Lacy and Obocock document the ways in which sex hormones, both estrogen and testosterone, impact physical performance, documenting how few studies have been conducted on the impact of estrogen and womens’ athletic performance, and how many have focused on testosterone and men’s athletic performance. They conclude, “The inequity between male and female athletes is a result not of inherent biological differences between the sexes but of biases in how they are treated in sports.”
There will doubtless be extreme pushback by misogynists and men’s rights advocates against Lacy and Obocock’s observations that women have physical capabilities that influence health and athletic performance.
But these qualities have been depended upon throughout human history whether a woman or a man has possessed them: endurance, flexibility, muscle recovery, and stamina. Lacy and Obocock use the example of ultramarathon runner Sophie Power, who ran a 105-mile marathon while breastfeeding her 3-month-old baby at rest stations.
Another Piece of Wisdom
Bruce is a recovering alcoholic who has been sober for 27 years. Both he and I grew up in severely abusive homes. Yet neither of us has repeated the behavior we suffered from as children and teens in our adult lives. Bruce often shares a piece of wisdom from Alcoholics Anonymous (AA): “alcoholics believe themselves to be unique and special, but the opposite is true.”
We are all just humans.
It seems to me that if people spend all their time trying to differentiate themselves from others, particularly if that differentiation is oriented toward being “special” or “better than,” they usually end up achieving the opposite.
Yesterday, Bruce and I were talking about hygeine habits and grooming and I commented, “I have shaved everywhere for my whole life — it does get tiring sometimes.”
“People in ancient history didn’t even used to take baths,” he said.
I disagreed, saying, “Well, I don’t know — the Romans built many baths and everyone went.
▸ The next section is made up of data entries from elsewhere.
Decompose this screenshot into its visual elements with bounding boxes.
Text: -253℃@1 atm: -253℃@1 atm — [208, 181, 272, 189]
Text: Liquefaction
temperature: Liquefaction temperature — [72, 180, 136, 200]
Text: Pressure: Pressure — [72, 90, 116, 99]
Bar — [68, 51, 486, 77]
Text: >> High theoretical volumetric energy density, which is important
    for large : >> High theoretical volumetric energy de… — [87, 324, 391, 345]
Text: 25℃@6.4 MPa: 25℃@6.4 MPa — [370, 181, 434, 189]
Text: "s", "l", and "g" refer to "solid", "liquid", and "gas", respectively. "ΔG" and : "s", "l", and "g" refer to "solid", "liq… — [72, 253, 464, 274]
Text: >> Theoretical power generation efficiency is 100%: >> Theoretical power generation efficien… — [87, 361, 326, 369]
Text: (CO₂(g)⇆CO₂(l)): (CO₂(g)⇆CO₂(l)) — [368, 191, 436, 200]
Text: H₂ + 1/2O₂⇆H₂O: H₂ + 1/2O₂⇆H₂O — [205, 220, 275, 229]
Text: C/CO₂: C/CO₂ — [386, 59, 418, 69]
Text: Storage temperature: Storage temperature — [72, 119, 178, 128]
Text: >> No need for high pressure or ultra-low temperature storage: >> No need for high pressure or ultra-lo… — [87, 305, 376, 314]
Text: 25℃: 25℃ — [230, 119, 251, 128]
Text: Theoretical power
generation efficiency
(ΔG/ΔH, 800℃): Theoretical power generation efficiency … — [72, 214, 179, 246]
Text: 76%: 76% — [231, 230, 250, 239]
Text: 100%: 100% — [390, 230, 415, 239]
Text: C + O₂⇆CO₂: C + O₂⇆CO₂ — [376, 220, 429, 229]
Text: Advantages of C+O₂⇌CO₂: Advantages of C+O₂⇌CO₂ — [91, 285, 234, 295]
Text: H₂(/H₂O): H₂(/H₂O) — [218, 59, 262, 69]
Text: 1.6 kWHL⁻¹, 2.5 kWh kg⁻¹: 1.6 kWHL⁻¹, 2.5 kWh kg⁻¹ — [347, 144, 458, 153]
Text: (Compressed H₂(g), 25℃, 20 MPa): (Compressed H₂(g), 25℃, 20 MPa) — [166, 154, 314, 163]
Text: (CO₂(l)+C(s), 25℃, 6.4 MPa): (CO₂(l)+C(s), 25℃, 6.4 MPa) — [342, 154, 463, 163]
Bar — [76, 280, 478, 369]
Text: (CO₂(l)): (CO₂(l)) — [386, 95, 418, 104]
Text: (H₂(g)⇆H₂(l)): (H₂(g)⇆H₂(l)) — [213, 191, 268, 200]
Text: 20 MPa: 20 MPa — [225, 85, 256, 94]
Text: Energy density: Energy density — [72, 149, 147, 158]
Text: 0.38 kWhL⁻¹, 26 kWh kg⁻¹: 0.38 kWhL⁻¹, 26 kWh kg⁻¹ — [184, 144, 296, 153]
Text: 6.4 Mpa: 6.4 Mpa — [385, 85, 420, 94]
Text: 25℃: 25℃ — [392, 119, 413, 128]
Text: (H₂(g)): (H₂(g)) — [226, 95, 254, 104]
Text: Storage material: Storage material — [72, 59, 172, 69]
The ancient Egyptians plucked their hair and used a lot of perfume.”
It seems as though we went through a more recent time in history where baths were frowned upon, from Louis XIV to the “Wild Wild West” when cowboys didn’t want to step into claw-footed bathtubs even though saloon girls made them.
Life is about our relationships with others. Humans do depend on each other. We may not always agree, but the idea that each of us is incredibly special, unique, and especially “better than” others doesn’t seem to confer either happiness, health, or evolutionary success. It’s more often a recipe for conflict, harm, and destruction.
This evolution of research and thought seems to be related to the easily disproven truisms that war and violence are inevitable human nature. Well heck, they might have been dirty in medieval times but they weren’t in ancient Rome — were they?
I am confident that Obocock and Lacy can handle the blowback coming their way. All for saying that women can do a few things and have some physical benefits.
Imagine there’s no genders!
Science can be either beneficial or detrimental to the world. It depends on for what purposes it is used. Gender in that case is not as much of a factor as you think.
The need to subjugate and debase women has always been nonsensical to me. My pet theory is that agriculture's surpluses allowed sociopaths to dominate the formerly egalitarian social structures humans had lived in for 99% of our history. Evolutionary quirks of our primate ancestry manifests as maladaptive behaviors that let the sociopaths not only stay in place, but be even more monstrous than they normally would have been.
It's humbling to think how much better our modern lives would be if a gene or two were a little different, or some long-lost accident of history had gone the other way, and women had never been sidelined as less-than.